Ausland

Hoffnung auf Überlebende schwindet nach Erdbeben in Afghanistan

  • Montag, 9. Oktober 2023
/picture alliance, AP, Omid Haqjoo
/picture alliance, AP, Omid Haqjoo

Kabul – Nach der verheerenden Erdbebenserie in Afghanistan schwindet die Hoffnung auf Rettung von Über­lebenden. Helfer und Ärzte, die in die Katastrophengebiete im Westen des Landes geeilt waren, berichteten von einem großen Ausmaß der Zerstörung. In zahlreichen Dörfern nordwestlich der Provinzhauptstadt Herat seien Häuser durch das Beben dem Erdboden gleichgemacht worden, sagten Augenzeugen gestern.

Das Ministerium für Katastrophenhilfe bezifferte die Zahl der Toten gestern auf mehr als 2.400, weitere 2.000 Menschen seien verletzt worden. Die Zahlen konnten zunächst nicht unabhängig verifiziert werden. Es wäre eines der schwersten Erdbeben seit Jahrzehnten in Afghanistan.

Das UN-Nothilfebüro OCHA nannte gestern Abend mehr als 1.000 Tote, man gehe aber davon aus, dass die Zahl der Opfer steige, wenn abgelegene Regionen erreicht werden. Mehr als 11.000 Menschen seien von dem Erdbeben betroffen. Die Vereinten Nationen gaben gestern fünf Millionen Dollar (4,7 Millionen Euro) Sofort­hilfe frei und kündigten nach der Abschätzung des Bedarfs einen baldigen Spendenaufruf an.

Vorgestern Morgen hatten mehrere Erdbeben Bewohner der afghanischen Grenzprovinz nahe dem Iran auf­geschreckt. Innerhalb von nur wenigen Stunden bebte die Erde neun Mal, mehr als ein Dutzend Dörfer wurden weitgehend zerstört.

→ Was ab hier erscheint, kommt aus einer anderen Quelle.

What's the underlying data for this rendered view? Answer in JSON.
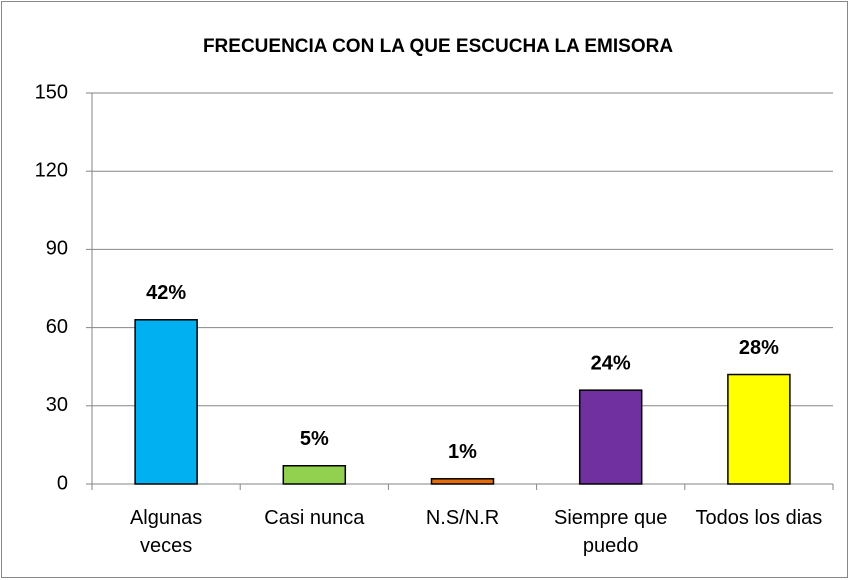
{
  "chart_data": {
    "type": "bar",
    "title": "FRECUENCIA CON LA QUE ESCUCHA LA EMISORA",
    "categories": [
      "Algunas veces",
      "Casi nunca",
      "N.S/N.R",
      "Siempre que puedo",
      "Todos los dias"
    ],
    "values": [
      63,
      7,
      2,
      36,
      42
    ],
    "value_labels": [
      "42%",
      "5%",
      "1%",
      "24%",
      "28%"
    ],
    "colors": [
      "#00b0f0",
      "#92d050",
      "#e46c0a",
      "#7030a0",
      "#ffff00"
    ],
    "ylim": [
      0,
      150
    ],
    "yticks": [
      0,
      30,
      60,
      90,
      120,
      150
    ],
    "grid": true
  }
}
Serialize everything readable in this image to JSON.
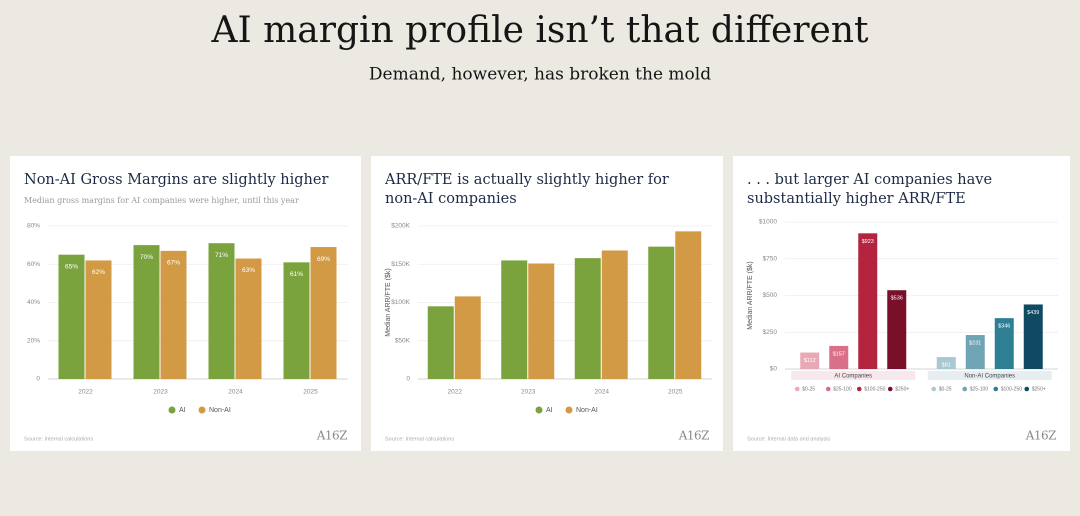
{
  "slide": {
    "title": "AI margin profile isn’t that different",
    "subtitle": "Demand, however, has broken the mold"
  },
  "brand": "A16Z",
  "chart_data": [
    {
      "type": "bar",
      "title": "Non-AI Gross Margins are slightly higher",
      "subtitle": "Median gross margins for AI companies were higher, until this year",
      "categories": [
        "2022",
        "2023",
        "2024",
        "2025"
      ],
      "series": [
        {
          "name": "AI",
          "color": "#7aa33e",
          "values": [
            65,
            70,
            71,
            61
          ],
          "value_labels": [
            "65%",
            "70%",
            "71%",
            "61%"
          ]
        },
        {
          "name": "Non-AI",
          "color": "#d39a45",
          "values": [
            62,
            67,
            63,
            69
          ],
          "value_labels": [
            "62%",
            "67%",
            "63%",
            "69%"
          ]
        }
      ],
      "ylim": [
        0,
        80
      ],
      "yticks": [
        0,
        {
          "value": 20,
          "label": "20%"
        },
        {
          "value": 40,
          "label": "40%"
        },
        {
          "value": 60,
          "label": "60%"
        },
        {
          "value": 80,
          "label": "80%"
        }
      ],
      "grid": true,
      "source": "Source: Internal calculations"
    },
    {
      "type": "bar",
      "title": "ARR/FTE is actually slightly higher for non-AI companies",
      "ylabel": "Median ARR/FTE ($k)",
      "categories": [
        "2022",
        "2023",
        "2024",
        "2025"
      ],
      "series": [
        {
          "name": "AI",
          "color": "#7aa33e",
          "values": [
            95,
            155,
            158,
            173
          ]
        },
        {
          "name": "Non-AI",
          "color": "#d39a45",
          "values": [
            108,
            151,
            168,
            193
          ]
        }
      ],
      "ylim": [
        0,
        200
      ],
      "yticks": [
        0,
        {
          "value": 50,
          "label": "$50K"
        },
        {
          "value": 100,
          "label": "$100K"
        },
        {
          "value": 150,
          "label": "$150K"
        },
        {
          "value": 200,
          "label": "$200K"
        }
      ],
      "grid": true,
      "source": "Source: Internal calculations"
    },
    {
      "type": "bar",
      "title": ". . . but larger AI companies have substantially higher ARR/FTE",
      "ylabel": "Median ARR/FTE ($k)",
      "groups": [
        {
          "name": "AI Companies",
          "series": [
            {
              "name": "$0-25",
              "color": "#e9a8b5",
              "value": 112,
              "value_label": "$112"
            },
            {
              "name": "$25-100",
              "color": "#d9708a",
              "value": 157,
              "value_label": "$157"
            },
            {
              "name": "$100-250",
              "color": "#b5243f",
              "value": 923,
              "value_label": "$923"
            },
            {
              "name": "$250+",
              "color": "#7a0f2a",
              "value": 536,
              "value_label": "$536"
            }
          ]
        },
        {
          "name": "Non-AI Companies",
          "series": [
            {
              "name": "$0-25",
              "color": "#a9c8d3",
              "value": 81,
              "value_label": "$81"
            },
            {
              "name": "$25-100",
              "color": "#6ea4b4",
              "value": 231,
              "value_label": "$231"
            },
            {
              "name": "$100-250",
              "color": "#2e7f94",
              "value": 346,
              "value_label": "$346"
            },
            {
              "name": "$250+",
              "color": "#0f4a62",
              "value": 439,
              "value_label": "$439"
            }
          ]
        }
      ],
      "ylim": [
        0,
        1000
      ],
      "yticks": [
        {
          "value": 0,
          "label": "$0"
        },
        {
          "value": 250,
          "label": "$250"
        },
        {
          "value": 500,
          "label": "$500"
        },
        {
          "value": 750,
          "label": "$750"
        },
        {
          "value": 1000,
          "label": "$1000"
        }
      ],
      "grid": true,
      "source": "Source: Internal data and analysis"
    }
  ]
}
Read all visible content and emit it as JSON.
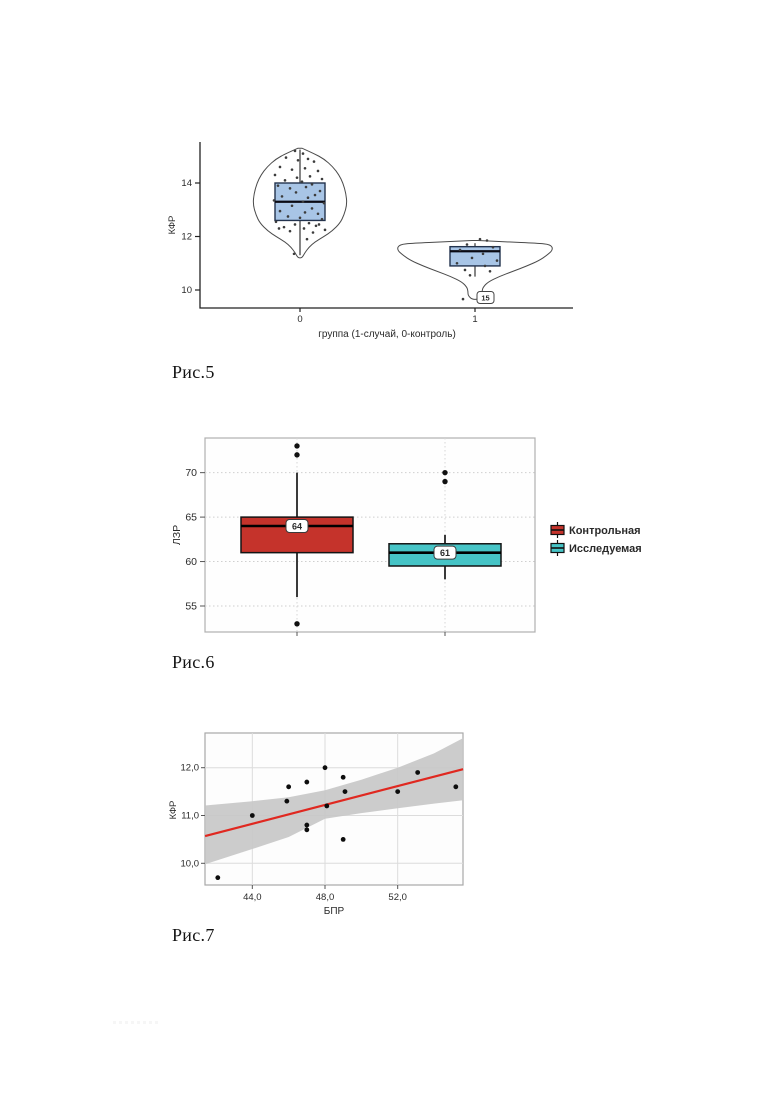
{
  "page": {
    "background": "#ffffff"
  },
  "chart_data": [
    {
      "type": "violin-box",
      "caption": "Рис.5",
      "ylabel": "КФР",
      "xlabel": "группа (1-случай, 0-контроль)",
      "yticks": [
        10,
        12,
        14
      ],
      "ylim": [
        9.45,
        15.6
      ],
      "categories": [
        "0",
        "1"
      ],
      "box_fill": "#a8c5e6",
      "box_stroke": "#22324d",
      "violin_stroke": "#4a4a4a",
      "groups": [
        {
          "category": "0",
          "box": {
            "q1": 12.6,
            "median": 13.3,
            "q3": 14.0
          },
          "whisker_hi": 15.25,
          "whisker_lo": 11.3,
          "violin_profile": [
            [
              15.3,
              2
            ],
            [
              15.1,
              14
            ],
            [
              14.9,
              24
            ],
            [
              14.6,
              33
            ],
            [
              14.3,
              39
            ],
            [
              14.0,
              43
            ],
            [
              13.6,
              46
            ],
            [
              13.2,
              47
            ],
            [
              12.8,
              44
            ],
            [
              12.5,
              40
            ],
            [
              12.2,
              32
            ],
            [
              12.0,
              24
            ],
            [
              11.8,
              15
            ],
            [
              11.6,
              9
            ],
            [
              11.4,
              5
            ],
            [
              11.2,
              2
            ]
          ],
          "jitter": [
            [
              -5,
              15.2
            ],
            [
              3,
              15.1
            ],
            [
              -14,
              14.95
            ],
            [
              8,
              14.9
            ],
            [
              -2,
              14.85
            ],
            [
              14,
              14.8
            ],
            [
              -20,
              14.6
            ],
            [
              5,
              14.55
            ],
            [
              -8,
              14.5
            ],
            [
              18,
              14.45
            ],
            [
              -25,
              14.3
            ],
            [
              10,
              14.25
            ],
            [
              -3,
              14.2
            ],
            [
              22,
              14.15
            ],
            [
              -15,
              14.1
            ],
            [
              2,
              14.05
            ],
            [
              12,
              13.95
            ],
            [
              -22,
              13.9
            ],
            [
              6,
              13.85
            ],
            [
              -10,
              13.8
            ],
            [
              20,
              13.7
            ],
            [
              -4,
              13.65
            ],
            [
              15,
              13.55
            ],
            [
              -18,
              13.5
            ],
            [
              8,
              13.45
            ],
            [
              -26,
              13.35
            ],
            [
              3,
              13.3
            ],
            [
              24,
              13.25
            ],
            [
              -8,
              13.15
            ],
            [
              12,
              13.05
            ],
            [
              -20,
              12.95
            ],
            [
              5,
              12.9
            ],
            [
              18,
              12.85
            ],
            [
              -12,
              12.75
            ],
            [
              0,
              12.7
            ],
            [
              22,
              12.65
            ],
            [
              -24,
              12.55
            ],
            [
              9,
              12.5
            ],
            [
              -5,
              12.45
            ],
            [
              16,
              12.4
            ],
            [
              -16,
              12.35
            ],
            [
              4,
              12.3
            ],
            [
              25,
              12.25
            ],
            [
              -10,
              12.2
            ],
            [
              13,
              12.15
            ],
            [
              -21,
              12.3
            ],
            [
              19,
              12.45
            ],
            [
              7,
              11.9
            ],
            [
              -6,
              11.35
            ]
          ]
        },
        {
          "category": "1",
          "box": {
            "q1": 10.9,
            "median": 11.45,
            "q3": 11.62
          },
          "whisker_hi": 11.75,
          "whisker_lo": 10.5,
          "violin_profile": [
            [
              11.85,
              3
            ],
            [
              11.8,
              30
            ],
            [
              11.75,
              62
            ],
            [
              11.7,
              76
            ],
            [
              11.5,
              78
            ],
            [
              11.3,
              72
            ],
            [
              11.1,
              64
            ],
            [
              10.9,
              52
            ],
            [
              10.7,
              38
            ],
            [
              10.5,
              24
            ],
            [
              10.3,
              13
            ],
            [
              10.1,
              8
            ],
            [
              9.95,
              7
            ],
            [
              9.8,
              7
            ],
            [
              9.65,
              3
            ]
          ],
          "jitter": [
            [
              5,
              11.9
            ],
            [
              12,
              11.85
            ],
            [
              -8,
              11.7
            ],
            [
              18,
              11.6
            ],
            [
              -15,
              11.5
            ],
            [
              8,
              11.35
            ],
            [
              -3,
              11.2
            ],
            [
              22,
              11.1
            ],
            [
              -18,
              11.0
            ],
            [
              10,
              10.9
            ],
            [
              -10,
              10.75
            ],
            [
              15,
              10.7
            ],
            [
              -5,
              10.55
            ],
            [
              -12,
              9.66
            ]
          ],
          "outlier_label": "15",
          "outlier_label_value": 9.72
        }
      ]
    },
    {
      "type": "box",
      "caption": "Рис.6",
      "ylabel": "ЛЗР",
      "yticks": [
        55,
        60,
        65,
        70
      ],
      "ylim": [
        51.8,
        74.2
      ],
      "grid": true,
      "series": [
        {
          "name": "Контрольная",
          "color": "#c5332b",
          "q1": 61,
          "median": 64,
          "q3": 65,
          "whisker_lo": 56,
          "whisker_hi": 70,
          "outliers": [
            72,
            73,
            53
          ],
          "median_label": "64"
        },
        {
          "name": "Исследуемая",
          "color": "#46c4c6",
          "q1": 59.5,
          "median": 61,
          "q3": 62,
          "whisker_lo": 58,
          "whisker_hi": 63,
          "outliers": [
            69,
            70
          ],
          "median_label": "61"
        }
      ],
      "legend_position": "right"
    },
    {
      "type": "scatter",
      "caption": "Рис.7",
      "xlabel": "БПР",
      "ylabel": "КФР",
      "xticks": [
        {
          "v": 44,
          "label": "44,0"
        },
        {
          "v": 48,
          "label": "48,0"
        },
        {
          "v": 52,
          "label": "52,0"
        }
      ],
      "yticks": [
        {
          "v": 10,
          "label": "10,0"
        },
        {
          "v": 11,
          "label": "11,0"
        },
        {
          "v": 12,
          "label": "12,0"
        }
      ],
      "xlim": [
        41.4,
        55.6
      ],
      "ylim": [
        9.55,
        12.75
      ],
      "grid": true,
      "points": [
        [
          42.1,
          9.7
        ],
        [
          44.0,
          11.0
        ],
        [
          46.0,
          11.6
        ],
        [
          45.9,
          11.3
        ],
        [
          47.0,
          11.7
        ],
        [
          47.0,
          10.8
        ],
        [
          47.0,
          10.7
        ],
        [
          48.0,
          12.0
        ],
        [
          48.1,
          11.2
        ],
        [
          49.0,
          11.8
        ],
        [
          49.1,
          11.5
        ],
        [
          49.0,
          10.5
        ],
        [
          52.0,
          11.5
        ],
        [
          53.1,
          11.9
        ],
        [
          55.2,
          11.6
        ]
      ],
      "regression": {
        "x1": 41.4,
        "y1": 10.57,
        "x2": 55.6,
        "y2": 11.97,
        "color": "#e02820"
      },
      "band_color": "#c6c6c6",
      "band": [
        [
          41.4,
          9.98,
          11.21
        ],
        [
          44,
          10.3,
          11.3
        ],
        [
          46,
          10.55,
          11.38
        ],
        [
          48,
          10.93,
          11.53
        ],
        [
          50,
          11.05,
          11.75
        ],
        [
          52,
          11.15,
          12.0
        ],
        [
          54,
          11.25,
          12.3
        ],
        [
          55.6,
          11.32,
          12.62
        ]
      ]
    }
  ]
}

Am stärksten betroffen war der Bezirk Sindadschan, nordwestlich von Herat. Militär und Rettungsdienste eilten in die Katastrophen­gebiete. Die beiden schwersten Beben hatten laut der US-Erdbebenwarte USGS eine Stärke von 6,3.

Die Europäische Union (EU) versicherte der betroffenen Bevölkerung Afghanistans ihre volle Solidarität, wie EU-Chefdiplomat Josep Borrell beim Kurznachrichtendienst X (früher Twitter) schrieb. „EU-Teams haben das Katastrophengebiet bereits erreicht, um zu helfen“, teilte er mit, ohne Details zu nennen.

Deutschland hat fünf Millionen Euro Unterstützung zugesagt. Die Hilfsgelder würden über den humanitären Fonds für Afghanistan bereitgestellt, teilte das Auswärtige Amt auf X, ehemals Twitter, mit. Damit sollen Aktivitäten von Hilfsorganisation wie der Caritas, Save the Children, World Vision, aber auch die humanitäre Arbeit der UN-Behörden in dem Land unterstützt werden.

Selbst 300 Kilometer entfernt im Nachbarland Iran wackelten vorgestern Wände und Deckenleuchten, wie Bewohner der Millionenmetropole Maschhad erzählten. Auch dort setzten die Behörden Rettungsdienste in Alarmbereitschaft und schickten Teams an die Grenze, um mögliche Schäden zu untersuchen.

Die Beben wecken Erinnerungen an die verheerende Katastrophe im Sommer vergangenen Jahres, als im Osten des Landes bei einem Erdbeben der Stärke 5,9 mehr als 1.000 Menschen in den Tod gerissen wurden. Nach Jahrzehnten voller Konflikte sind viele Dörfer mit einfacher Bauweise schlecht gegen Erdbeben gerüstet.

Seit mehr als zwei Jahren sind in Afghanistan die Taliban wieder an der Macht. Das Land ist wegen seiner repressiven Politik, die vor allem Frauen und Mädchen diskriminiert, international politisch isoliert. Auch das ist ein Grund, warum Rettungsarbeiten schwer vorankommen. Immer wieder ereignen sich schwere Erdbeben in der Region, besonders am Hindukusch, wo die Indische und die Eurasische Platte aufeinandertreffen.